While some US states offer similar opioid dependency treatment options, they lack such comprehensiveness, and most don’t provide any sort of easy follow-up after a prisoner has served their time. This is crucial, because of the increased vulnerability of populations fresh out of jail. It is important to note that Rhode Island is quite a small state, but the programme could be implemented at the local scale by cities or counties willing to make a change for the better.
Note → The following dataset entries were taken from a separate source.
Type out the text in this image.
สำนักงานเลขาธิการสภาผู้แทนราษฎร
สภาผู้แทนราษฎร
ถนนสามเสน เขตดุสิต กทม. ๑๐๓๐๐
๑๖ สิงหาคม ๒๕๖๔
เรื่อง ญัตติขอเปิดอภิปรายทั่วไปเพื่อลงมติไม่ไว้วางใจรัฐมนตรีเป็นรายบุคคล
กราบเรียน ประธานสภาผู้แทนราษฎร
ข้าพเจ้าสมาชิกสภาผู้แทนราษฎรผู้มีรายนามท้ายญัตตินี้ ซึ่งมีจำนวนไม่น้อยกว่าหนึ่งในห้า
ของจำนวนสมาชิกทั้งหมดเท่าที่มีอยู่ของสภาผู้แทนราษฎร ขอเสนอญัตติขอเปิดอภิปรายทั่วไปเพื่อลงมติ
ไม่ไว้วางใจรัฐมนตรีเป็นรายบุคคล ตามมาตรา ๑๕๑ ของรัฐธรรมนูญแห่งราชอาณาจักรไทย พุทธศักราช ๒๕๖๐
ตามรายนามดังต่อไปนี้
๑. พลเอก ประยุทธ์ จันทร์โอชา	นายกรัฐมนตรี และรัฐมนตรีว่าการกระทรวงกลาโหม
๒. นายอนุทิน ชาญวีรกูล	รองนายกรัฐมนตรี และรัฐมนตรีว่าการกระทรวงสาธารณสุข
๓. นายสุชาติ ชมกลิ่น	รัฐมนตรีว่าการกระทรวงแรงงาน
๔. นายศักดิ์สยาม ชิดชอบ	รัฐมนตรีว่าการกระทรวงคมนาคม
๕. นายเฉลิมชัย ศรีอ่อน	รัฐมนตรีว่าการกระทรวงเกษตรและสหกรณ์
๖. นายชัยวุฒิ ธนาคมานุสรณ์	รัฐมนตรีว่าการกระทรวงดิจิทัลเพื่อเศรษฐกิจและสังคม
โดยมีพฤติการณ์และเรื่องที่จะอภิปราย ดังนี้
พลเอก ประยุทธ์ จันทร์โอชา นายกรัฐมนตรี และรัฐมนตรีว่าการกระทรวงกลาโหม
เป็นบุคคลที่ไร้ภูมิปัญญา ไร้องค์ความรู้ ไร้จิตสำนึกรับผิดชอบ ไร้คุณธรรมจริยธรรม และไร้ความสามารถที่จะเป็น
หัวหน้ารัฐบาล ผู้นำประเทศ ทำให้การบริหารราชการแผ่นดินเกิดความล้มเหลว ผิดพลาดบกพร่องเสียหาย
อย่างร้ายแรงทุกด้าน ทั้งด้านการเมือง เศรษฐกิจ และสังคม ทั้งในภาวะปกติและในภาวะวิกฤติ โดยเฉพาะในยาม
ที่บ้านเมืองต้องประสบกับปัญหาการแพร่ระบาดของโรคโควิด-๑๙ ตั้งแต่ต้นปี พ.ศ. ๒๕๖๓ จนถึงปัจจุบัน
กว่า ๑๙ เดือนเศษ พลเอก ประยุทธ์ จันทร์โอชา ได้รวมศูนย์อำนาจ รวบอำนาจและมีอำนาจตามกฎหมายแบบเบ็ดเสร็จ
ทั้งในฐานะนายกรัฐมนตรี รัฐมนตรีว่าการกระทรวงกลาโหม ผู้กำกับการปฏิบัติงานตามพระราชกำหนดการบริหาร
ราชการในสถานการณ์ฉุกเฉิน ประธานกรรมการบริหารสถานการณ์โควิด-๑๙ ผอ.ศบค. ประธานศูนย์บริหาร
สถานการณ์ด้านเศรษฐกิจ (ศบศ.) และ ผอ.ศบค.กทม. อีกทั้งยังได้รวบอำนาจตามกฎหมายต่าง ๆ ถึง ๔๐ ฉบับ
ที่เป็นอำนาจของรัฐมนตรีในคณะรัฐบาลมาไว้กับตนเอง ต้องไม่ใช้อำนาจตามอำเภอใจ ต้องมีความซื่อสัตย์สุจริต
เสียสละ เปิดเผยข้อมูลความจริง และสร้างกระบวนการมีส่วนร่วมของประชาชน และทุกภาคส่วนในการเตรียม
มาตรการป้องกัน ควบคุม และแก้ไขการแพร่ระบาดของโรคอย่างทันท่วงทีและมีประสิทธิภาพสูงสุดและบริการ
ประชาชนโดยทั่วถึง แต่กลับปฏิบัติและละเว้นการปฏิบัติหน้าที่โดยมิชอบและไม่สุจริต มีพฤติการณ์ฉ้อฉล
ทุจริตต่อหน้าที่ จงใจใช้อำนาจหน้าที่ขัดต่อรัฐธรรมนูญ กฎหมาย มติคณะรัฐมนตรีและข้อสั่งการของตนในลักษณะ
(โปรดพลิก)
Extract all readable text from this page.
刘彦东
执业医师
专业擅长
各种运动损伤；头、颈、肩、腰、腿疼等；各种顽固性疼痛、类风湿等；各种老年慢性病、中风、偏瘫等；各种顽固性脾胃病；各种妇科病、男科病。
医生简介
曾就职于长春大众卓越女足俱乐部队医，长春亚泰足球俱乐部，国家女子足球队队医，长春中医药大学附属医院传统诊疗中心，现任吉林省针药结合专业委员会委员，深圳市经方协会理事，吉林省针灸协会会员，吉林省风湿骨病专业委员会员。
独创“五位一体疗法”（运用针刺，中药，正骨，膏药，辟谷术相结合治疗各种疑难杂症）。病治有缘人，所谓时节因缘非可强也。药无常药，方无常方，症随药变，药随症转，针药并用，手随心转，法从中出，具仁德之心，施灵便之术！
A common line of criticism is that MAT does nothing more than substitute one drug for another. One problem with this critique is that it leans entirely on the inflexible abstinence-only rhetoric that has taken such a firm hold on the conversation around drug use in the US. Programmes that stress complete sobriety have saved many lives – but they don't work for everyone. They represent just one place on the vast and varied spectrum that is harm reduction, yet they are present (and often the only option) in the programming of most prisons and rehabilitation centres.

MAT is a viable and efficacious form of treatment that can be an important transitional phase to abstinence style recovery – if the patient so desires. Abstinence purists argue that one must go straight to “cold turkey”, but many struggle to make such an abrupt change, for behavioural or chemical reasons. Old habits die hard, and dependence can be very difficult to overcome in general, let alone all at once. Additionally, many people have or can have a relationship with drugs that can be healthily maintained without stopping entirely. Yet, despite evidence of the effectiveness of MAT, abstinence is still commonly seen as the only legitimate treatment goal.

We are at the crossroads of two major national flashpoints in the US: the opioid overdose crisis and the continued rise of the prison industry. While further reforms to both health and incarceration are certainly necessary, this is a promising step toward a more humane criminal justice system.


Postincarceration Fatal Overdoses After Implementing Medications for Addiction Treatment in a Statewide Correctional System was published by the Journal of the American Medical Association on February 14, 2018.